Gli anni degli altri di Marco Carretta


da Pordenoneleggepoesia
 

Nota di lettura di Fabio Franzin a Gli anni degli altri di Marco Carretta, collana di poesia Nereidi, Vydia editore, prefazione di Francesco Targhetta

 

Come ha ben evidenziato Francesco Targhetta nella sua precisa e accurata prefazione a questa raccolta seconda di Marco Carretta (già espressa in versi brevi ma densi e acuminati, nella raccolta d’esordio: Per far vivere altro cadiamo, ma con isole di senso e tematica di una più immediata fruizione), la poesia dell’autore patavino “è sincopata ed ellittica, fatta di inceppamenti e reticenze, controcanti e correzioni”, così che il lettore, a una prima lettura, rimane stordito, fatica a dare, e darsi, a una logica, mettere ordine a un materiale lessicale che sfugge, ritorna, chiama altro “usavi male i verbi, li armavi”, in una sorta di pastiche linguistico apparentemente disordinato e fuorviante.

Eppure degli ordini, delle linee guida ci sono, nella scrittura di Carretta, ma vengono da lui volutamente mischiati proprio per provocare in noi tale sgomento e anche per rapportarsi a una realtà, così legata a un’informazione (Zanzotto docet: “ormai siamo disinformati di tutto in tempo reale”) che sviluppa solo lacerti di progetti e promesse, di cronache sempre più disumane e incomprensibili, intervallate da spot, frasi o immagini carnascialesche e volgari.
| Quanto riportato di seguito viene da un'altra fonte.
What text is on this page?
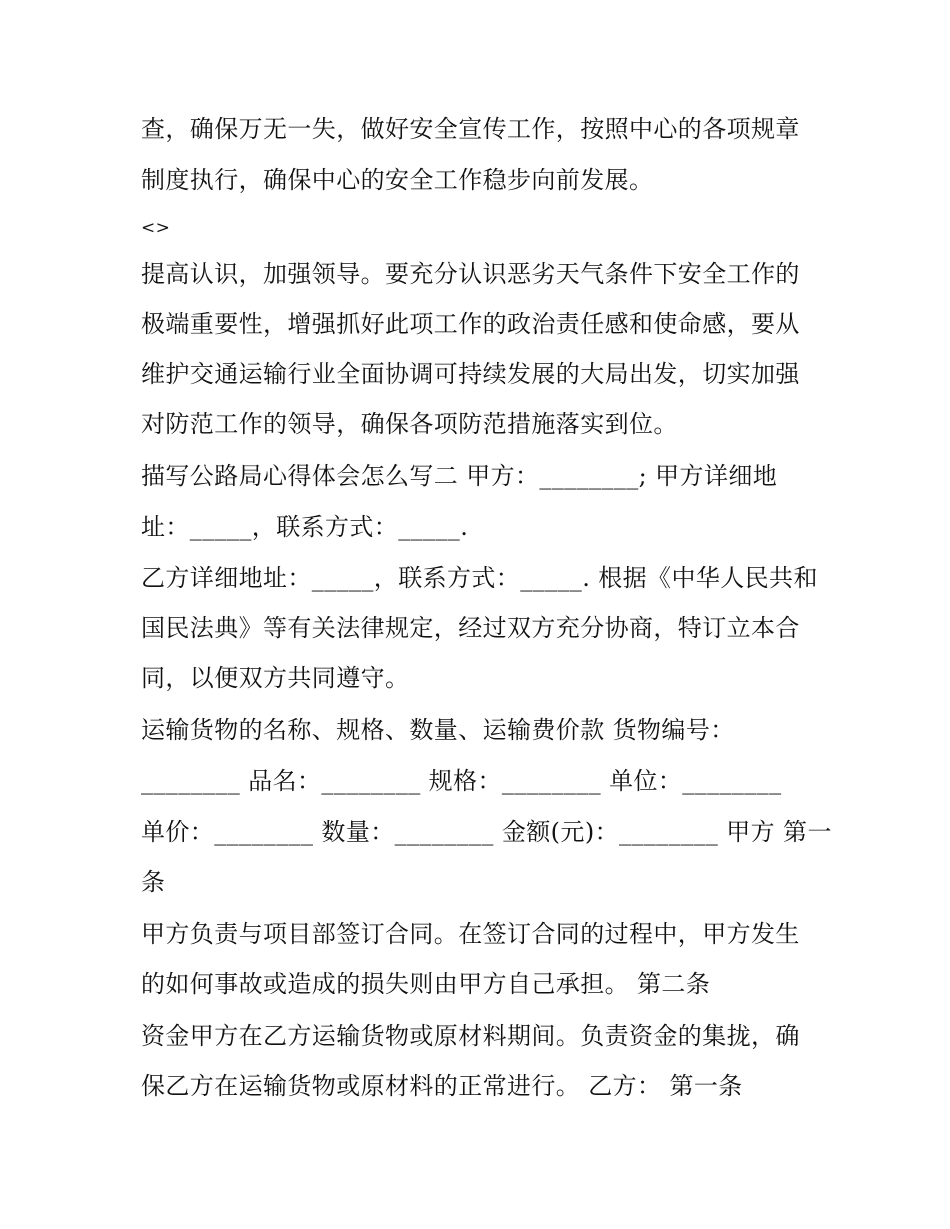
查，确保万无一失，做好安全宣传工作，按照中心的各项规章
制度执行，确保中心的安全工作稳步向前发展。
<>
提高认识，加强领导。要充分认识恶劣天气条件下安全工作的
极端重要性，增强抓好此项工作的政治责任感和使命感，要从
维护交通运输行业全面协调可持续发展的大局出发，切实加强
对防范工作的领导，确保各项防范措施落实到位。
描写公路局心得体会怎么写二 甲方：________; 甲方详细地
址：_____，联系方式：_____.
乙方详细地址：_____，联系方式：_____. 根据《中华人民共和
国民法典》等有关法律规定，经过双方充分协商，特订立本合
同，以便双方共同遵守。
运输货物的名称、规格、数量、运输费价款 货物编号：
________ 品名：________ 规格：________ 单位：________
单价：________ 数量：________ 金额(元)：________ 甲方 第一
条
甲方负责与项目部签订合同。在签订合同的过程中，甲方发生
的如何事故或造成的损失则由甲方自己承担。 第二条
资金甲方在乙方运输货物或原材料期间。负责资金的集拢，确
保乙方在运输货物或原材料的正常进行。 乙方： 第一条
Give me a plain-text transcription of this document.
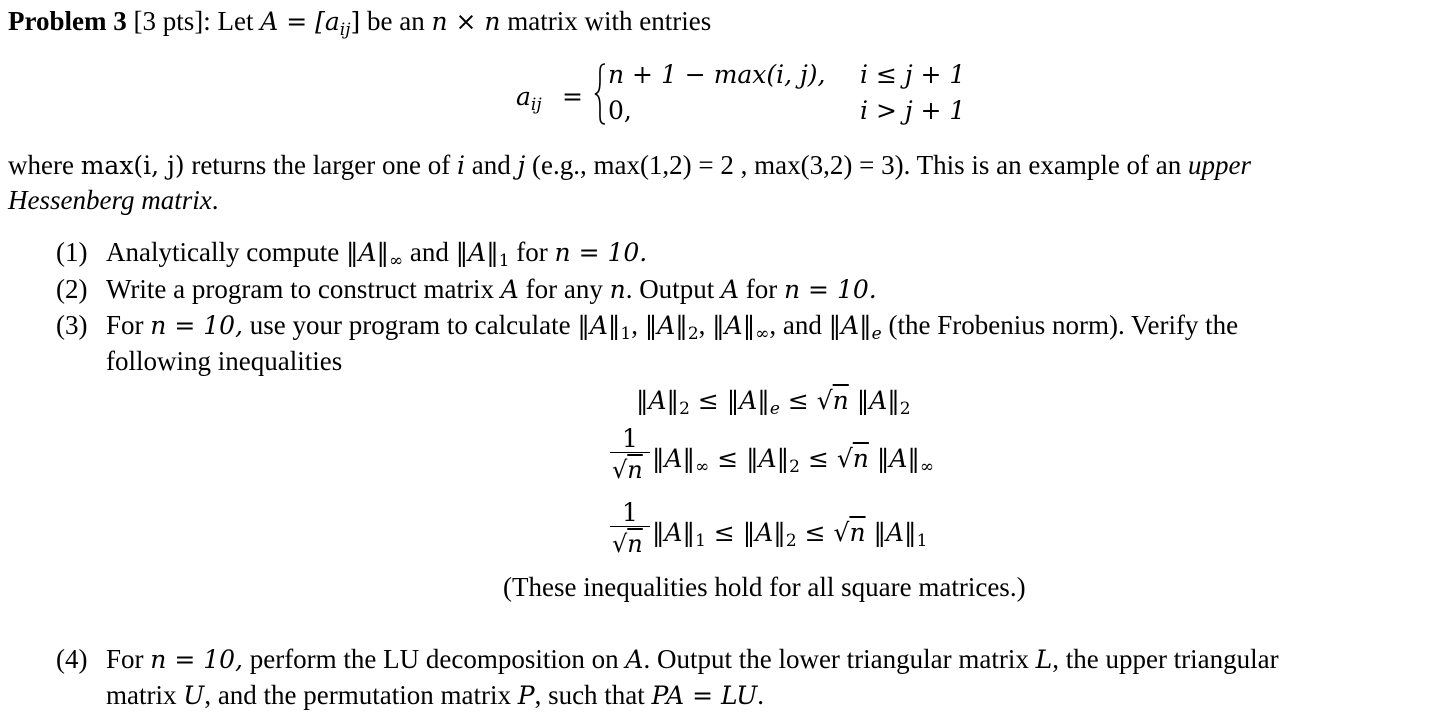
Problem 3 [3 pts]: Let $A = [a_{ij}]$ be an n × n matrix with entries
$a_{ij}$ =
n + 1 − max(i, j), i ≤ j + 1
0,	i > j + 1
where max(i, j) returns the larger one of i and j (e.g., max(1,2) = 2 , max(3,2) = 3). This is an example of an upper
Hessenberg matrix.
(1) Analytically compute $‖A‖_\infty$ and $‖A‖_1$ for n = 10.
(2) Write a program to construct matrix A for any n. Output A for n = 10.
(3) For n = 10, use your program to calculate $‖A‖_1$, $‖A‖_2$, $‖A‖_\infty$, and $‖A‖_e$ (the Frobenius norm). Verify the
following inequalities
$‖A‖_2$ ≤ $‖A‖_e \le √n$ $‖A‖_2$
1
√n $‖A‖_\infty$ ≤ $‖A‖_2 \le √n$ $‖A‖_\infty$
1
√n $‖A‖_1$ ≤ $‖A‖_2 \le √n$ $‖A‖_1$
(These inequalities hold for all square matrices.)
(4) For n = 10, perform the LU decomposition on A. Output the lower triangular matrix L, the upper triangular
matrix U, and the permutation matrix P, such that PA = LU.
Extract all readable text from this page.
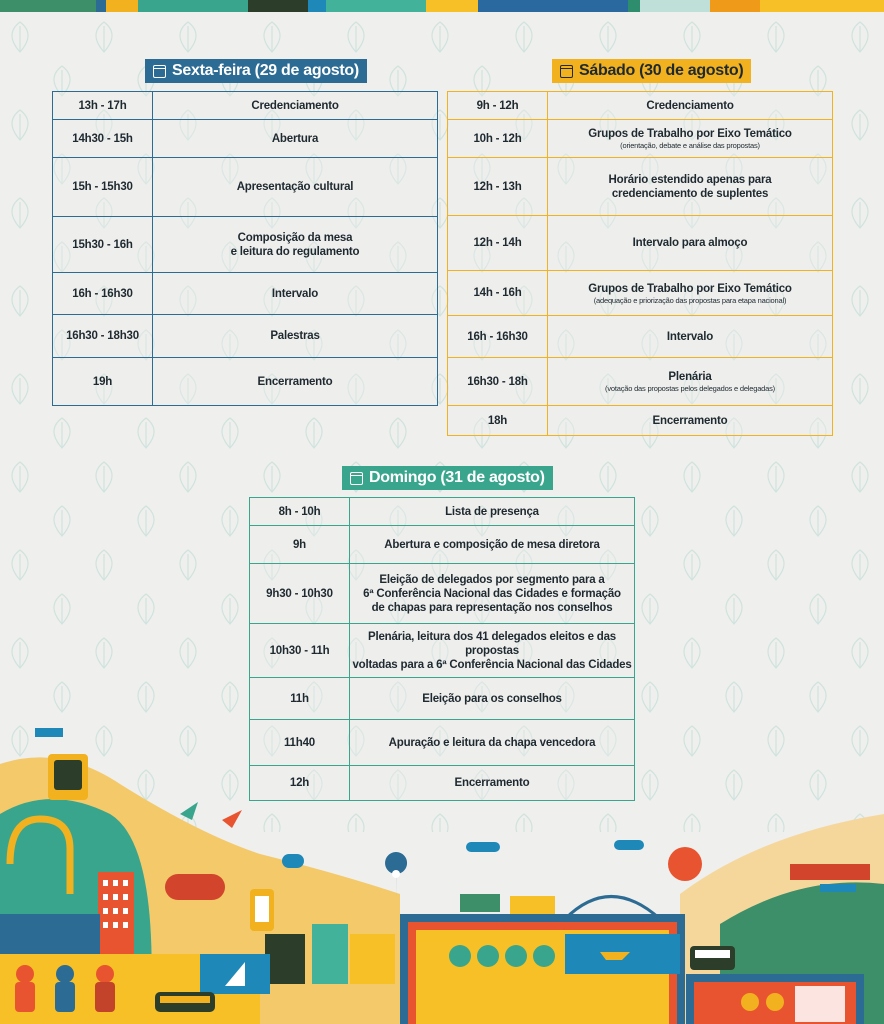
Sexta-feira (29 de agosto)
13h - 17h	Credenciamento
14h30 - 15h	Abertura
15h - 15h30	Apresentação cultural
15h30 - 16h	Composição da mesa
e leitura do regulamento
16h - 16h30	Intervalo
16h30 - 18h30	Palestras
19h	Encerramento
Sábado (30 de agosto)
9h - 12h	Credenciamento
10h - 12h	Grupos de Trabalho por Eixo Temático
(orientação, debate e análise das propostas)

12h - 13h	Horário estendido apenas para
credenciamento de suplentes
12h - 14h	Intervalo para almoço
14h - 16h	Grupos de Trabalho por Eixo Temático
(adequação e priorização das propostas para etapa nacional)

16h - 16h30	Intervalo
16h30 - 18h	Plenária
(votação das propostas pelos delegados e delegadas)

18h	Encerramento
Domingo (31 de agosto)
8h - 10h	Lista de presença
9h	Abertura e composição de mesa diretora
9h30 - 10h30	Eleição de delegados por segmento para a
6ª Conferência Nacional das Cidades e formação
de chapas para representação nos conselhos
10h30 - 11h	Plenária, leitura dos 41 delegados eleitos e das propostas
voltadas para a 6ª Conferência Nacional das Cidades
11h	Eleição para os conselhos
11h40	Apuração e leitura da chapa vencedora
12h	Encerramento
Così, come se l’ordine si trasformasse in un ordigno che esplode e scompagina, e butta per aria consequenzialità, sintassi e persino la grammatica di ogni singola frase, che nel caso di un poeta diventa verso (che potremo anche definire come frase che si stacca dalla pagina per muoversi verso il lettore).

Allora evidenziamole queste linee guida (in un certo qual modo, sezioni), questi fili che, nella scrittura di Carretta, si attorcigliano, si strappano, vengono riannodati apparentemente a casaccio: i testi contrassegnati in numeri romani si riferiscono a una passeggiata dell’io poetante, qui espresso in terza persona, che si apre a dei ragionamenti sul passare del tempo; poi, i testi che portano un orario notturno in epigrafe, si riferiscono a un ammasso di pensieri ansiosi e intrusivi che si dipanano nelle ore cupe di un’insonnia e si svolgono dalle 3 di notte alle 5 di mattina (quando l’organismo umano è più indifeso, periodo in cui il moribondo spesso si abbandona alla morte); infine, quelli contrassegnati con data di anno solare, si rifanno a dei ricordi, così a definire un calendario memoriale.